Puissance des musulmans en Asie et en Europe aux viiie et au ixe siècles.
L’Italie attaquée par eux. Conduite magnanime du pape Léon IV.


Les mahométans, qui perdaient cette partie de l’Espagne qui confine à la France, s’étendaient partout ailleurs. Si j’envisage leur religion, je la vois embrassée dans l’Inde et sur les côtes orientales de l’Afrique, où ils trafiquaient. Si je regarde leurs conquêtes, d’abord le calife Aaron-al-Raschild, ou le Juste, impose en 782 un tribut de soixante et dix mille écus d’or par an à l’impératrice Irène. L’empereur Nicéphore ayant ensuite refusé de payer le tribut, Aaron prend l’île de Chypre, et vient ravager la Grèce. Almamon, son petit-fils, prince d’ailleurs si recommandable par son amour pour les sciences et par son savoir, s’empare par ses lieutenants de l’île de Crète, en 826. Les musulmans bâtirent Candie, qu’ils ont reprise de nos jours.

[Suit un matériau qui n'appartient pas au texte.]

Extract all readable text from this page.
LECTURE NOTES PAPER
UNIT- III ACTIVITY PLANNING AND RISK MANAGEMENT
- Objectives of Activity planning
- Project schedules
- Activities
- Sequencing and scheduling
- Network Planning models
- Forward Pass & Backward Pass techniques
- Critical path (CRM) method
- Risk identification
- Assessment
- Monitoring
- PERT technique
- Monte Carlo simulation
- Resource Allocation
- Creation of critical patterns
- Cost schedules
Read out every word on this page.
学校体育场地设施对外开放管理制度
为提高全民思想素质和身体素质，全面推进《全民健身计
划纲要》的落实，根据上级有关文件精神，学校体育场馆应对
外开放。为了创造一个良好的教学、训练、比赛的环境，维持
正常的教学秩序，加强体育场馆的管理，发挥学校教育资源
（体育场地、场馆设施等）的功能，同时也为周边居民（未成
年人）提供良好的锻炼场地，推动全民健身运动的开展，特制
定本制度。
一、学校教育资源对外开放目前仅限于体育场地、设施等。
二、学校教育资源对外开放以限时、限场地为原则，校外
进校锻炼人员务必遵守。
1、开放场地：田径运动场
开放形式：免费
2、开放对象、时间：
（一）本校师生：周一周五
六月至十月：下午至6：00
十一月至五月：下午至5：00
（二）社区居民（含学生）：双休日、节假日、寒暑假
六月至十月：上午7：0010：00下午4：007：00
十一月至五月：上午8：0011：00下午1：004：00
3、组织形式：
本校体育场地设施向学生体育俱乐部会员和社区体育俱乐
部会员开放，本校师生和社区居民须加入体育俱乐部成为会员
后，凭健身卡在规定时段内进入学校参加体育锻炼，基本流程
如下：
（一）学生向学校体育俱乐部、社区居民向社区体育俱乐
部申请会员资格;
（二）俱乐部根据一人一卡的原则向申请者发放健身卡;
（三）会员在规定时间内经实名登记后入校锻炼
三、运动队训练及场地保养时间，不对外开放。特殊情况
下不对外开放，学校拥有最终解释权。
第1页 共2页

En 828, les mêmes Africains qui avaient subjugué l’Espagne, et fait des incursions en Sicile, reviennent encore désoler cette île fertile, encouragés par un Sicilien nommé Euphemius, qui, ayant, à l’exemple de son empereur, Michel, épousé une religieuse, poursuivi par les lois que l’empereur s’était rendues favorables, fit à peu près en Sicile ce que le comte Julien avait fait en Espagne.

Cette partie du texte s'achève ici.